She's a doll! Congratulations.
We have a working pair of Pyr's and they are amazing!
Personally, I would never have just one LGD, they are not super dogs, even though those of us who have them like to think they are.
It doesn't affect any of the bonding to the stock to have more than one.
As she is still just a baby, she shouldn't be put out with the animals and expected to really defend them, yet. She will try, but there's just no way a puppy can do that alone, and make it out ok.

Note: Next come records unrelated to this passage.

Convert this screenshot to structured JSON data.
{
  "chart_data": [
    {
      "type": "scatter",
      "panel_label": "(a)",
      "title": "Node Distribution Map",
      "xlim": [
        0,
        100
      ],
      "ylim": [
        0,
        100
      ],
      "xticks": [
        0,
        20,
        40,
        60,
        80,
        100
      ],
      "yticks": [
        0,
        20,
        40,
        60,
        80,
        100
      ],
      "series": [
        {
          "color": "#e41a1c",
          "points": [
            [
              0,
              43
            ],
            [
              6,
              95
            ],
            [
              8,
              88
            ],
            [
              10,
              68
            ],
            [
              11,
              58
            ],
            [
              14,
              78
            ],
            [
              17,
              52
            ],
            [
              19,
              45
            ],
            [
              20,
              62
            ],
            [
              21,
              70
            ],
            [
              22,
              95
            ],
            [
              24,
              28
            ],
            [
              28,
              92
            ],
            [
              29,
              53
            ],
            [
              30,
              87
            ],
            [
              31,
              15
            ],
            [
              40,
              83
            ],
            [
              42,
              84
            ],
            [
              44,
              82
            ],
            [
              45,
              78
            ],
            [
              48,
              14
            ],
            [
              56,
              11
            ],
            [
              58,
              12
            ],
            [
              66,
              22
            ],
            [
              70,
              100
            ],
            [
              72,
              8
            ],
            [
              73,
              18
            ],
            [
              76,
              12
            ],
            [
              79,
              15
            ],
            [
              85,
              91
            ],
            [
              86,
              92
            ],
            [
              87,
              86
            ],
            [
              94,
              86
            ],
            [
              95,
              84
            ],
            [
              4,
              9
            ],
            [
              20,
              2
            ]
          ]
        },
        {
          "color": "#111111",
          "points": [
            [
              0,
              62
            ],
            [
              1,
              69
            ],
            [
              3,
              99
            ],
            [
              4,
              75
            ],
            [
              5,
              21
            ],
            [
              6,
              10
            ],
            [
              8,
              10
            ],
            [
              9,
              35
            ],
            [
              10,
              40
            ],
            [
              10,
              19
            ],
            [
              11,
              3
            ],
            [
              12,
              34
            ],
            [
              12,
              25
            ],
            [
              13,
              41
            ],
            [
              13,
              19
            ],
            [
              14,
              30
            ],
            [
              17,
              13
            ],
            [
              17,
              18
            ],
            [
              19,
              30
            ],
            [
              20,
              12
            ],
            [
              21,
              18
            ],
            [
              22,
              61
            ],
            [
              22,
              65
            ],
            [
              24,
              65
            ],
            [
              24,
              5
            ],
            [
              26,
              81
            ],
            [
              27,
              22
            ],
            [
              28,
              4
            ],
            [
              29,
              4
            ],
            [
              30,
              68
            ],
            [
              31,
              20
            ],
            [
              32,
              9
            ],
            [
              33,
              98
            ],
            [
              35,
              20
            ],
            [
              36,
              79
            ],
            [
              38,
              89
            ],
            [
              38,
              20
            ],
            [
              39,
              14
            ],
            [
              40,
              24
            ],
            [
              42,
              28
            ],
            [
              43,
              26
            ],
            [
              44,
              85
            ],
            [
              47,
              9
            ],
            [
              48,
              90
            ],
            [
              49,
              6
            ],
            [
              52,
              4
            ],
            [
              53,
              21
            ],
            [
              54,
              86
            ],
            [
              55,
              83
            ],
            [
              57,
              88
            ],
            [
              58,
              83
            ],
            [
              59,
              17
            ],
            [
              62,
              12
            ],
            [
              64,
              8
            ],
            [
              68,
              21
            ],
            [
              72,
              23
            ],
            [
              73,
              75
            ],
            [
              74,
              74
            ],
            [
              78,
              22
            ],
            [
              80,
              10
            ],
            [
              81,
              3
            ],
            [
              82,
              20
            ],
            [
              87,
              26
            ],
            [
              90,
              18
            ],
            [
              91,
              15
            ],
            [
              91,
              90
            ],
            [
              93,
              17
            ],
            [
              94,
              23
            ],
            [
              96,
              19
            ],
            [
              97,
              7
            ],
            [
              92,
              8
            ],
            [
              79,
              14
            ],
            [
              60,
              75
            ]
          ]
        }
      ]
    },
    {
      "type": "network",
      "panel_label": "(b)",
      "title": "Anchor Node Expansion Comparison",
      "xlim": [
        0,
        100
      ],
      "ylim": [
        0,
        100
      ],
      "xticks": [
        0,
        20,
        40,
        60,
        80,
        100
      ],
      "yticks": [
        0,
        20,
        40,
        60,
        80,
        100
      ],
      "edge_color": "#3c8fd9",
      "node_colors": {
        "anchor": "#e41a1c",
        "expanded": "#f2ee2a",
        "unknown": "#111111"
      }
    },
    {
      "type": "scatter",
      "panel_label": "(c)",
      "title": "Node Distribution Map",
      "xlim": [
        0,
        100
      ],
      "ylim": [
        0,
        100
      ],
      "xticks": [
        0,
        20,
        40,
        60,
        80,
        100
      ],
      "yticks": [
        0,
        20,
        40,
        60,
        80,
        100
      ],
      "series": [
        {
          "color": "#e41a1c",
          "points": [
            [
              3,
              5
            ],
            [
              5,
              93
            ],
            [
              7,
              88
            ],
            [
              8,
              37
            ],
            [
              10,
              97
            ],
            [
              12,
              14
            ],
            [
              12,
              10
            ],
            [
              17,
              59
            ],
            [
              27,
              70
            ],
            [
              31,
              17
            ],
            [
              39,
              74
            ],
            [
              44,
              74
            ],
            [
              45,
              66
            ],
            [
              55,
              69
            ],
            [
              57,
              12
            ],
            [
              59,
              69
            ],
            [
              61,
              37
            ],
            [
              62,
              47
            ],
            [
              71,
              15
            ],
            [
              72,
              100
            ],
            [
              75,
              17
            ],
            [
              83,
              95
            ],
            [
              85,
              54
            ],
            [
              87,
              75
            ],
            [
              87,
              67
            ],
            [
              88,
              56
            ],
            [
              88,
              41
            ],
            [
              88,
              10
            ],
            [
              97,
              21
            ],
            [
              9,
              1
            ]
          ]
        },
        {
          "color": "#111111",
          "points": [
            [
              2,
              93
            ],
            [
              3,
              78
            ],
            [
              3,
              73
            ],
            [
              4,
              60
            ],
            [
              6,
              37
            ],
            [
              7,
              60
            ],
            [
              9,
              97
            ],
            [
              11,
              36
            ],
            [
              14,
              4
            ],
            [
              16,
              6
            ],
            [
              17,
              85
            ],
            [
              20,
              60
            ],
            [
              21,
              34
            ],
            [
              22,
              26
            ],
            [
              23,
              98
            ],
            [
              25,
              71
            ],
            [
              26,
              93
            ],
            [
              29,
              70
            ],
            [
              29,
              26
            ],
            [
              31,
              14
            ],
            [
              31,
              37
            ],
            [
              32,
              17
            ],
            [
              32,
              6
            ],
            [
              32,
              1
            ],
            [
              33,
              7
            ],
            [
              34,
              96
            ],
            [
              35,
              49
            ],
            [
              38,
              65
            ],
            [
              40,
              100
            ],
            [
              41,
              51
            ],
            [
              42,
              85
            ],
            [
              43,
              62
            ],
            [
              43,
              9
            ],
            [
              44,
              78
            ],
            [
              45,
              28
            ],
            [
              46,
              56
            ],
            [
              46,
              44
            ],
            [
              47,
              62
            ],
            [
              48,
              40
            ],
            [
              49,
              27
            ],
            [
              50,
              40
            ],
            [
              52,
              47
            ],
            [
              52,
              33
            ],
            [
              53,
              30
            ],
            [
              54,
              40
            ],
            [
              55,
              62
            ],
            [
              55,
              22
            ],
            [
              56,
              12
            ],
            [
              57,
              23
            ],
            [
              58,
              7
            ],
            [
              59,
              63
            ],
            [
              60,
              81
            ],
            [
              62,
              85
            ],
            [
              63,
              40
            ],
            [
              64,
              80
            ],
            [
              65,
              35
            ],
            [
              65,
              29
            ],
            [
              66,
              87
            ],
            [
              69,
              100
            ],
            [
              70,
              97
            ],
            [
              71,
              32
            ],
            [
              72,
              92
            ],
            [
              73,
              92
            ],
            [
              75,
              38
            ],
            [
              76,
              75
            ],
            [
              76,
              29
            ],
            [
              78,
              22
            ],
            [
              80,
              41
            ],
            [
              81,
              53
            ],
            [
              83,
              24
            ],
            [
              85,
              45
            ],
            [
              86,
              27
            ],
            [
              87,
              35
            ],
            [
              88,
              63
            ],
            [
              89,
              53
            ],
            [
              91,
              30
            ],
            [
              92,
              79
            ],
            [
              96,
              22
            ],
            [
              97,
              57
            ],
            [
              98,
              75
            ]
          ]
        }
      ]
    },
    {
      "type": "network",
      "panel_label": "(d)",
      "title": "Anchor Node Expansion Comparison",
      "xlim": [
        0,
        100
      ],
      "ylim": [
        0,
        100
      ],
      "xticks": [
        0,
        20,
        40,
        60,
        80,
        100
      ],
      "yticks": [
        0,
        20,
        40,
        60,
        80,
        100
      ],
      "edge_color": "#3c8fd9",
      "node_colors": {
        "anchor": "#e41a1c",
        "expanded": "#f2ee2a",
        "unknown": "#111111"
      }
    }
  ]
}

Train her to walk on, or at least tolerate a leash, she will need occasional vet visits, she needs to behave. Our two hate leaving the property, but they do behave on a leash, thank goodness, as our male is 180 pounds of muscled up goof ball, and there is no way I could handle him if he wasn't trained. Socializing is a good thing, but keep it in the context of your family, and in her area as much as possible, for now.
As to spaying her, she will go looking for love when she goes into heat. At her age she has no doubt had one cycle all ready, if not, get ready for it, it'll be any time now.
Unless you are planning on breeding her, get her spayed at about 18 months or so. That allows for proper long bone growth.
She will breed with a yote' when in season!! So keep her secured very, very well. As she will actually back herself right up to the fence. Shameful hussies that they are..:facepalm:
As to the collar issue, I agree, get one on her asap. Starting with those thin nylon ones is ok, gradually work up to a serious one. I had our adult dogs collars made by a local saddle maker, they are 5 inches wide of double thick belt leather, Helps protect them while they are working. Mind you , they got these as a Christmas present for their 2nd Christmas this year, as they are finally full grown, so the sizing was right. Up until then they both wore three thick nylon ones., yes three each, tied together with para-cord. It made for more neck protection against attacking predators.:thumb:

You have alot of information to process, but it looks like you've found a really great dog.


----------



## Dead Rabbit (Oct 30, 2010)

nathan104 said:


> Like I said above, for at least another 6 months, I plan on leaving the goats-
> and the LGD in the side pasture by our house where its safe.- Im hoping by the-
> time she is 18 months she will be mature enough to handle LGD duties and I can-
> move them all back across the street into our big goat pasture where we have the-
> ...



in bold is the best advice youve been given. from my experience.


----------